United States cuts off exports to Chinese chipmaker

US bans exports to Chinese DRAM maker citing national security risk

Trump hits Chinese chipmaker with export ban, still expects ‘great deal’ with Beijing

The US department of commerce has issued an edict that effectively bans American companies exporting technology to Chinese DRAM maker Fujian Jinhua Integrated Circuit Company.

ZDNet also notes Micron Technology, a USA company, is now in a legal battle with Fujian Jinhua and its Taiwanese partner United Microelectronics Corp, claiming they stole its chip designs.

The choice comes in the midst of claims that the state-sponsored organization has stolen protected innovation from U.S. chipmaker Micron Technology, as indicated by reports.

The Chinese company was caught up in the legal battle between Micron and UMC.

The US Commerce Department said it would confine the fare of programming and innovation merchandise from American firms to Chinese chipmaker Fujian Jinhua. Commerce Secretary Wilbur Ross noted that the State would ban USA firms from exporting software and technology goods to the Chinese chipmaker.

Recently, the United States hindered China's ZTE from working with USA organizations after it discovered it had disregarded U.S. sanctions against Iran and North Korea.

Under the move, American companies without a special license are restricted to sell components to Fujian Jinhua.

The US move will likely add to growing friction between the world's 2 largest economies.

A Commerce Department spokesman said the agency would review any appeal by Fujian Jinhua. "The additional production, in light of the likely USA -origin technology, threatens the long-term economic viability of US suppliers of these essential components of US military systems". "Placing Jinhua on the Entity List will limit its ability to threaten the supply chain for essential components in our military systems", said Wilbur Ross, Secretary of Commerce.

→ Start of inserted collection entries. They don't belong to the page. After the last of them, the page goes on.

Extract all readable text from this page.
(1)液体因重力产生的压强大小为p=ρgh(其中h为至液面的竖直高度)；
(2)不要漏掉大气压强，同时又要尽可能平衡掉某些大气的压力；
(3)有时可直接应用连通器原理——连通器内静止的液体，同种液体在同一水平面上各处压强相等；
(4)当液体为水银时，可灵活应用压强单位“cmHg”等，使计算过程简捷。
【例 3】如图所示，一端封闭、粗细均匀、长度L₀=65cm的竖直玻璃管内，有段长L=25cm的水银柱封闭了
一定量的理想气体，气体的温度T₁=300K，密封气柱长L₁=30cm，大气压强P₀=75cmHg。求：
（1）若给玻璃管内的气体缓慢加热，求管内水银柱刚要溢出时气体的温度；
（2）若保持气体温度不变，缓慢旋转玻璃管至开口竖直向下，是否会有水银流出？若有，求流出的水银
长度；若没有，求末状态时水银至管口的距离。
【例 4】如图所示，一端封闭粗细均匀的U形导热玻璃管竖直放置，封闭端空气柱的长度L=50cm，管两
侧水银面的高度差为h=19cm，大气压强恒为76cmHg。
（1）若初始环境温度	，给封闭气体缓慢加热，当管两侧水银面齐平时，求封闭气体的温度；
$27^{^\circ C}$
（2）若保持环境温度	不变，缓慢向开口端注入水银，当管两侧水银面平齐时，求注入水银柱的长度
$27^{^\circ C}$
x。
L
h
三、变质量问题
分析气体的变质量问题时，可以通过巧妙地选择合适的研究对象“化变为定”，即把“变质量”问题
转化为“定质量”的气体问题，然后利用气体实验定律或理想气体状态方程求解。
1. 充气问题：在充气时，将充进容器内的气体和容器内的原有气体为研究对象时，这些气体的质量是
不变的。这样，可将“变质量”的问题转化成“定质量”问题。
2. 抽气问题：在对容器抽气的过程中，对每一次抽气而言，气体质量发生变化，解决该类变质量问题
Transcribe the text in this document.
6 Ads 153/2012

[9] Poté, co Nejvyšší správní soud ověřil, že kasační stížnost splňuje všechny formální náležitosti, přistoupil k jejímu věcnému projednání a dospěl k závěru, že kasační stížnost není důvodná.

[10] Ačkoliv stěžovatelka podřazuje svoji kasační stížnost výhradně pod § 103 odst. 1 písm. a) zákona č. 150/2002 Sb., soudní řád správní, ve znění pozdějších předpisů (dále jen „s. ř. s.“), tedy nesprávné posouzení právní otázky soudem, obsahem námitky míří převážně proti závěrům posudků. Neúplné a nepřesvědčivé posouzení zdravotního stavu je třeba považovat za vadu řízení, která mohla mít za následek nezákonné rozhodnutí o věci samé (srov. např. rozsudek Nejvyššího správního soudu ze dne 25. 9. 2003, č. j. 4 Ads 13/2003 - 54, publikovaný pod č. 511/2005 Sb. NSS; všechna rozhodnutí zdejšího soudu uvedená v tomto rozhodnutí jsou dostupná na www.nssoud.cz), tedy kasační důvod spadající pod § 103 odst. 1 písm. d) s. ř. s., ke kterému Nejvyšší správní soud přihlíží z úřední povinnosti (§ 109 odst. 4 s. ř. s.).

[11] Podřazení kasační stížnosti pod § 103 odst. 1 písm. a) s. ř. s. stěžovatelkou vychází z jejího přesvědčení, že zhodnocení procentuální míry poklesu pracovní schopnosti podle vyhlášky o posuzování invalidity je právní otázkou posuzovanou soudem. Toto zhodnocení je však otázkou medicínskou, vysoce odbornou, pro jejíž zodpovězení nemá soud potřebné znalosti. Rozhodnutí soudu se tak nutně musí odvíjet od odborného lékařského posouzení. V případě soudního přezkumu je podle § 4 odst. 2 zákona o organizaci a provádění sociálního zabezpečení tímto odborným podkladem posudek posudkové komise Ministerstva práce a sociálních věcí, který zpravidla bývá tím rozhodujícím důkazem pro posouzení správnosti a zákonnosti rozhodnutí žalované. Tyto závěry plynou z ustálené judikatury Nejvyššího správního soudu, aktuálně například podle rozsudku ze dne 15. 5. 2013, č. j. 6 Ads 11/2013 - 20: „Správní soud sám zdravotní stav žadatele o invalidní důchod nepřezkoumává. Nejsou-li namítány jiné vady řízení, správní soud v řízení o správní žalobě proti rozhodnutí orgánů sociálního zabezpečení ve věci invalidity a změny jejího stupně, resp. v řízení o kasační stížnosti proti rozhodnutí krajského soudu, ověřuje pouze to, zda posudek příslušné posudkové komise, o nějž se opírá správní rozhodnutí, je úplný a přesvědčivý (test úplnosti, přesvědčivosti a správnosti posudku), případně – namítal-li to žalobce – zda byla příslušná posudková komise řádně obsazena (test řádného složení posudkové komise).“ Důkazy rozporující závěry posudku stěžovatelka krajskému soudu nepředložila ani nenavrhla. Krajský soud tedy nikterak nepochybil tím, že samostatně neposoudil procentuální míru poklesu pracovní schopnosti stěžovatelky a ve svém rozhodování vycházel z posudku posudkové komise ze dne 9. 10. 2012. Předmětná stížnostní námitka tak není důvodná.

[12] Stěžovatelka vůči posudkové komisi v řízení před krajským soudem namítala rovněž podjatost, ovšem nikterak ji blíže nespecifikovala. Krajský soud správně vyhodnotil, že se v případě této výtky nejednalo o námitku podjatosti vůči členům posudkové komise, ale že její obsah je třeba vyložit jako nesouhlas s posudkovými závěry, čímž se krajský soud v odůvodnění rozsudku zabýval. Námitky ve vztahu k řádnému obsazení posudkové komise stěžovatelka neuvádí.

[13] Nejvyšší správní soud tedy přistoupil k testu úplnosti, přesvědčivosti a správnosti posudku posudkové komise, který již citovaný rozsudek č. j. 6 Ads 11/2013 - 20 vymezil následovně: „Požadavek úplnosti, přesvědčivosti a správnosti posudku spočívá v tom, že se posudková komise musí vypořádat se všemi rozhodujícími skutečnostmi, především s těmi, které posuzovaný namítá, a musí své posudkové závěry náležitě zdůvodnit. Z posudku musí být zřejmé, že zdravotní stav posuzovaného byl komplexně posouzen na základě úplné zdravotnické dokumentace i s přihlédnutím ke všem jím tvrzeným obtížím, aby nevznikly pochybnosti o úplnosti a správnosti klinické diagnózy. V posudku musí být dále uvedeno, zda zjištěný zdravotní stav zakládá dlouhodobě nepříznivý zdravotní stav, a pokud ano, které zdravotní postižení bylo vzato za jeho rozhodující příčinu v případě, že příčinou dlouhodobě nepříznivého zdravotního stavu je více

In a statement released by the US Department of Commerce (DoC), officials said the Chinese chipmaker posed "a significant risk of being or becoming involved, in activities contrary to the national security or foreign policy interests of the United States".

Jinhua is opening a $5.7 billion factory in China's Fujian province and has become increasingly ambitious in its desire to become a global player in the memory chip business.